Mostly my musings on things vintage hardboiled and noir, literary and filmic and other things that take my fancy. Down these mean streets this man must go...

Monday, 6 December 2010

Kiss The Killer by Joseph Shallit (Avon 528)

Dan Morrison runs a South Philadelphia youth center and is surprised when a local pharmacist called Paul Sardona - who is also a member of the center's Board of Trustees - shows him a reefer that he claims was peddled to his son Vincent by the son of another Board member.

Wishing to avoid a scandal, Dan, assisted by psychology student and part time center employee Linda, decides to track down and apprehend the peddler. Linda soon decides that this case could provide source material for her forthcoming thesis, and discovers more than may be safe for the pair, particularly when the case takes a murderous turn. And as the pair's investigations continue, the skin of respectability is gradually peeled back to reveal some unsavory and unpalatable truths.

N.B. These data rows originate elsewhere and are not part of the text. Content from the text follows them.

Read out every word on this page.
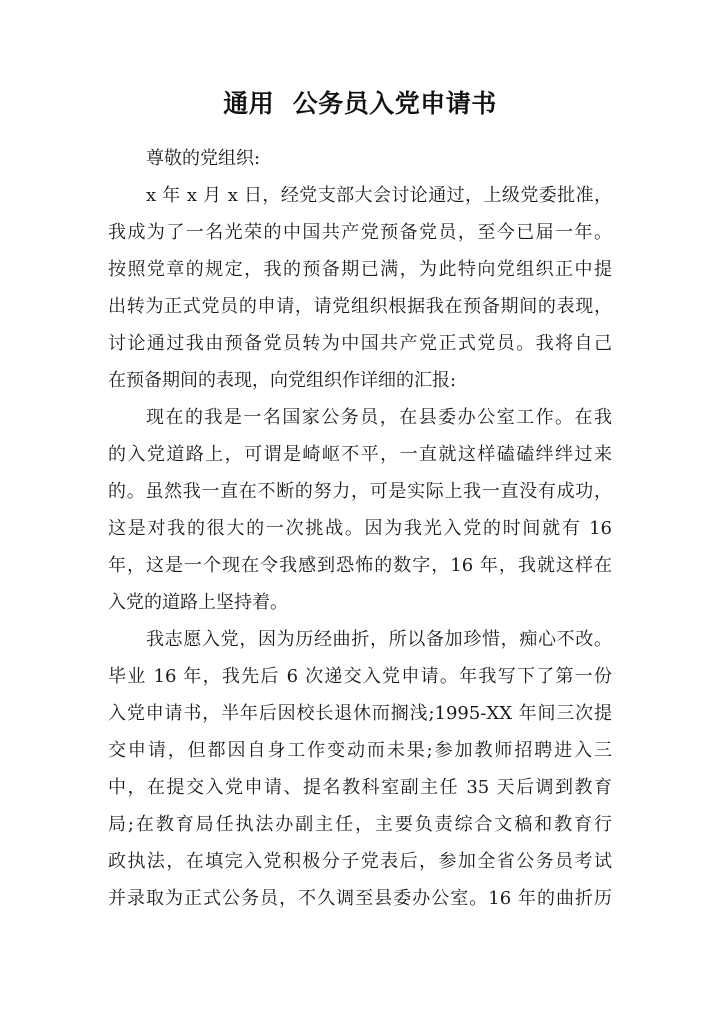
通用  公务员入党申请书
尊敬的党组织:
x 年 x 月 x 日，经党支部大会讨论通过，上级党委批准，
我成为了一名光荣的中国共产党预备党员，至今已届一年。
按照党章的规定，我的预备期已满，为此特向党组织正中提
出转为正式党员的申请，请党组织根据我在预备期间的表现，
讨论通过我由预备党员转为中国共产党正式党员。我将自己
在预备期间的表现，向党组织作详细的汇报:
现在的我是一名国家公务员，在县委办公室工作。在我
的入党道路上，可谓是崎岖不平，一直就这样磕磕绊绊过来
的。虽然我一直在不断的努力，可是实际上我一直没有成功，
这是对我的很大的一次挑战。因为我光入党的时间就有 16
年，这是一个现在令我感到恐怖的数字，16 年，我就这样在
入党的道路上坚持着。
我志愿入党，因为历经曲折，所以备加珍惜，痴心不改。
毕业 16 年，我先后 6 次递交入党申请。年我写下了第一份
入党申请书，半年后因校长退休而搁浅;1995-XX 年间三次提
交申请，但都因自身工作变动而未果;参加教师招聘进入三
中，在提交入党申请、提名教科室副主任 35 天后调到教育
局;在教育局任执法办副主任，主要负责综合文稿和教育行
政执法，在填完入党积极分子党表后，参加全省公务员考试
并录取为正式公务员，不久调至县委办公室。16 年的曲折历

The first person flashback narrative initially promises a more noirish tale than this rather routine hardboiled thick-ear effort delivers. The marijuana scare stuff almost certainly tapped into genuine early 50s post-war fears about youth running wild, but now reads more as shrill and alarmist; particularly given the lack of pharmacological accuracy.

Overall, then, this is strictly formulaic stuff featuring cardboard characters who spend much of their time batting chunks of plot back and forth in an exposition-heavy style that kills the pace. There's never any doubt that the implausibly jut-jawed hero will crack the case and win the girl, but it's all accomplished in perfunctory fashion - one or two plot twists notwithstanding - and is more of a soft-boiled than hard-boiled experience.

VERDICT: Dope-y!

AFTERWORD: After reading this review which was scribbled several years ago, I have to admit that it has failed to prompt any recall as I still remember nothing about this book. Nada, zero, zilch. I still have this author's rather wonderfully titled Avon paperback Lady, Don't Die On My Doorstep, which also features Dan Morrison as well as a great front cover quote ('I wanted to grab, rip and mangle the punk who did this to Dotty') and cover art showing Morrison standing over a decorously posed female corpse and may well give it a go one day in spite of Kiss The Killer's underwhelming nature. Oh, and sorry about starting with one of the negative reviews. It's the first one I shook out of the pile.